Figures & data
Figure 1. Procedure for working aseptically with isopositive cages. To minimize the risk of contamination when performing procedures on germ-free or colonized mice housed in isopositive cages, personnel donned sterile gowns and gloves, and cages were disinfected with Clidox solution (1:3:1). (A) The sterile person donning sterile surgical gown and gloves. (B) The sterile person working within the biosafety cabinet following aseptic technique. Only autoclaved or Clidox disinfected materials are introduced into the biosafety cabinet and handled by the sterile person. (C) Dunk tank and rubber gloves used by the assistant to completely submerge isopositive cages in Clidox. (D) Assistant submerging the hermetically sealed isopositive cage into 1:3:1 Clidox prior to placing the cage into a previously disinfected biosafety cabinet.
Table 1. Testing results for bacterial growth using pooled fecal samples from mice housed in isopositive cages
Figure 2. PCR analysis of 16s rRNA from baseline fecal samples. Prior to fecal transfer, pooled fecal samples were collected from each isopositive cage and tested for the presence of bacteria by 16s rRNA PCR. (A) Samples from the first study testing fecal transfer stability. (B) Samples from the second study using samples from donors fed a control or high vitamin D diet. Each lane represents a pooled sample from each isopositive cage; H2O, negative control; SPF cont, DNA from feces of animals housed in the SPF facility.
Figure 3. Fecal transfer results in smaller ceca and shorter small intestines. Germ-free mice were gavaged with a fecal slurry generated from mice housed in an SPF facility. Four weeks following fecal transfer, mice were euthanized and phenotypic changes in the gastrointestinal tract were assessed. (A) Fecal transfer to germ-free mice (left) results in smaller ceca compared to mice that remained germ-free (right). (B) Fecal transfer shortened the length of the small intestine. Intestine of a germ-free mouse following fecal transfer (left); intestine of a germ free mouse (right). Arrows point to cecum.
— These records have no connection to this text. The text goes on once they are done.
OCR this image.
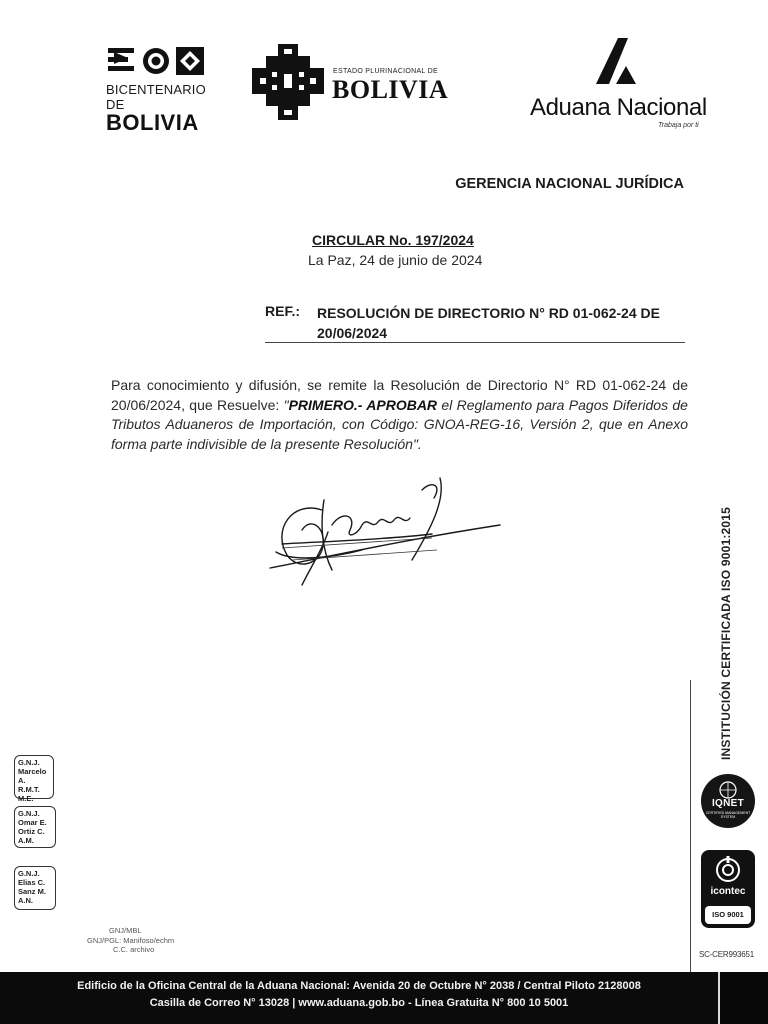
BICENTENARIO DE
BOLIVIA
ESTADO PLURINACIONAL DE
BOLIVIA
Aduana Nacional
Trabaja por ti
GERENCIA NACIONAL JURÍDICA
CIRCULAR No. 197/2024
La Paz, 24 de junio de 2024
REF.: RESOLUCIÓN DE DIRECTORIO N° RD 01-062-24 DE 20/06/2024

Para conocimiento y difusión, se remite la Resolución de Directorio N° RD 01-062-24 de 20/06/2024, que Resuelve: "PRIMERO.- APROBAR el Reglamento para Pagos Diferidos de Tributos Aduaneros de Importación, con Código: GNOA-REG-16, Versión 2, que en Anexo forma parte indivisible de la presente Resolución".

INSTITUCIÓN CERTIFICADA ISO 9001:2015
IQNET
CERTIFIED MANAGEMENT SYSTEM
icontec
ISO 9001
SC-CER993651
G.N.J.
Marcelo A.
R.M.T.
M.E.
G.N.J.
Omar E.
Ortiz C.
A.M.
G.N.J.
Elias C.
Sanz M.
A.N.
GNJ/MBL
GNJ/PGL: Manifoso/echm
C.C. archivo
Edificio de la Oficina Central de la Aduana Nacional: Avenida 20 de Octubre N° 2038 / Central Piloto 2128008
Casilla de Correo N° 13028 | www.aduana.gob.bo - Línea Gratuita N° 800 10 5001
Figure 4. Heat map of major OTU relative abundances in the fecal transplant experiment. The Ln of the normalized reads per OTU is shown. The hierarchical clustering was performed using average linkage of samples and OTUs based on Bray–Curtis dissimilarity index of relative abundance profiles. The sample names indicate cage number (1, 2, 3), ear tag (R for right, L for left, N for none), sex (M, F), and week (1, 2, 4) preceded by an underscore. The samples cluster almost entirely by sex and then time.
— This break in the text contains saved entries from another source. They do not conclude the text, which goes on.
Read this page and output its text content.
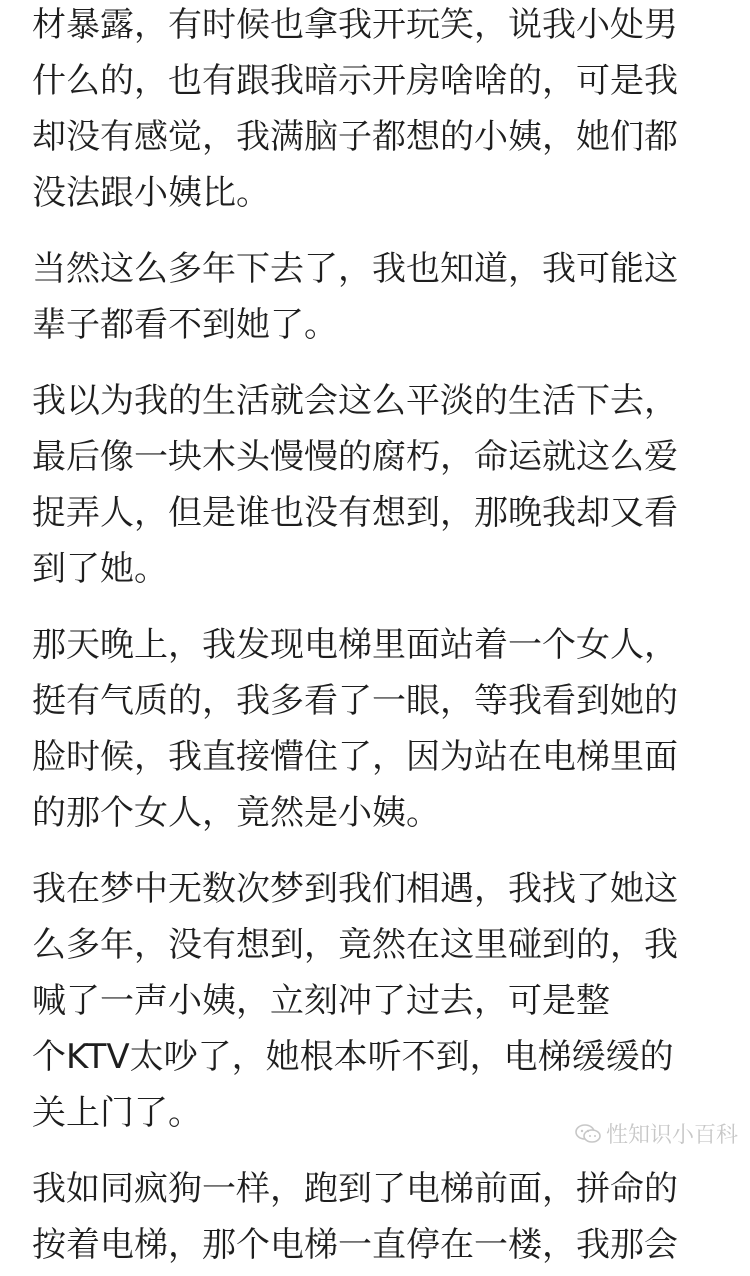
材暴露，有时候也拿我开玩笑，说我小处男
什么的，也有跟我暗示开房啥啥的，可是我
却没有感觉，我满脑子都想的小姨，她们都
没法跟小姨比。
当然这么多年下去了，我也知道，我可能这
辈子都看不到她了。
我以为我的生活就会这么平淡的生活下去，
最后像一块木头慢慢的腐朽，命运就这么爱
捉弄人，但是谁也没有想到，那晚我却又看
到了她。
那天晚上，我发现电梯里面站着一个女人，
挺有气质的，我多看了一眼，等我看到她的
脸时候，我直接懵住了，因为站在电梯里面
的那个女人，竟然是小姨。
我在梦中无数次梦到我们相遇，我找了她这
么多年，没有想到，竟然在这里碰到的，我
喊了一声小姨，立刻冲了过去，可是整
个KTV太吵了，她根本听不到，电梯缓缓的
关上门了。
我如同疯狗一样，跑到了电梯前面，拼命的
按着电梯，那个电梯一直停在一楼，我那会
性知识小百科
Figure 5. (A) Multidimensional scaling of OTU abundances from the fecal transplant experiment. The donor sample is shown as a black dot (upper right). Males are shown in cyan and females in magenta. The inner circle indicates time post fecal transplant in weeks as white, gray and black for one, 2 and 4 weeks, respectively. After the initial transplant, the samples diverge from the donor at week one and become more donor-like as time progresses. Males and females appear to separate into distinct groups. (B) Community complexity for fecal transplant experiment by Shannon index. The donor sample is shown at week 0. There is no significant difference by sex.
Figure 6. Heat map of major OTU relative abundances in the fecal transplant experiment using 2 different donor samples from mice fed a control and a high vitamin D diet. The Ln of the normalized reads per OTU is shown. The hierarchical clustering was performed using average linkage of samples and OTUs based on Bray–Curtis dissimilarity index of relative abundance profiles. The sample names indicate diet of donors (C for control, D for high vitamin D), cage number (1, 2, 3), ear tag (R for right, L for left, N for none), sex (M, F), and week (1, 2, 4) preceded by an underscore. There is a strong tendency for the week 2 and 4 samples to cluster by diet.
Figure 7. (A) Multidimensional scaling of OTU abundances from the fecal transplant experiment with donors fed a control and high vitamin D diet. The single black data points (lower right corner) represent the 2 donor samples for the control and high vitamin D diet. Triangles represent high vitamin D and circles represent control diet. The cyan and magenta indicate sex (male and female, respectively) while the inner color indicates time post fecal transplant in weeks as white, gray and black for one, 2 and 4 weeks, respectively. As with the initial fecal transplant study, the samples diverge from the donors rapidly but begin to become more donor-like by week 4. There is a strong division between the 2 diets in post-transplant. (B) Community complexity for fecal transplant with donors fed control and high vitamin-D diets. The donor samples for each diet are shown at week 0. There is no significant difference by sex, however, the microbiota from high vitamin-D diet appears to establish a more diverse bacterial community.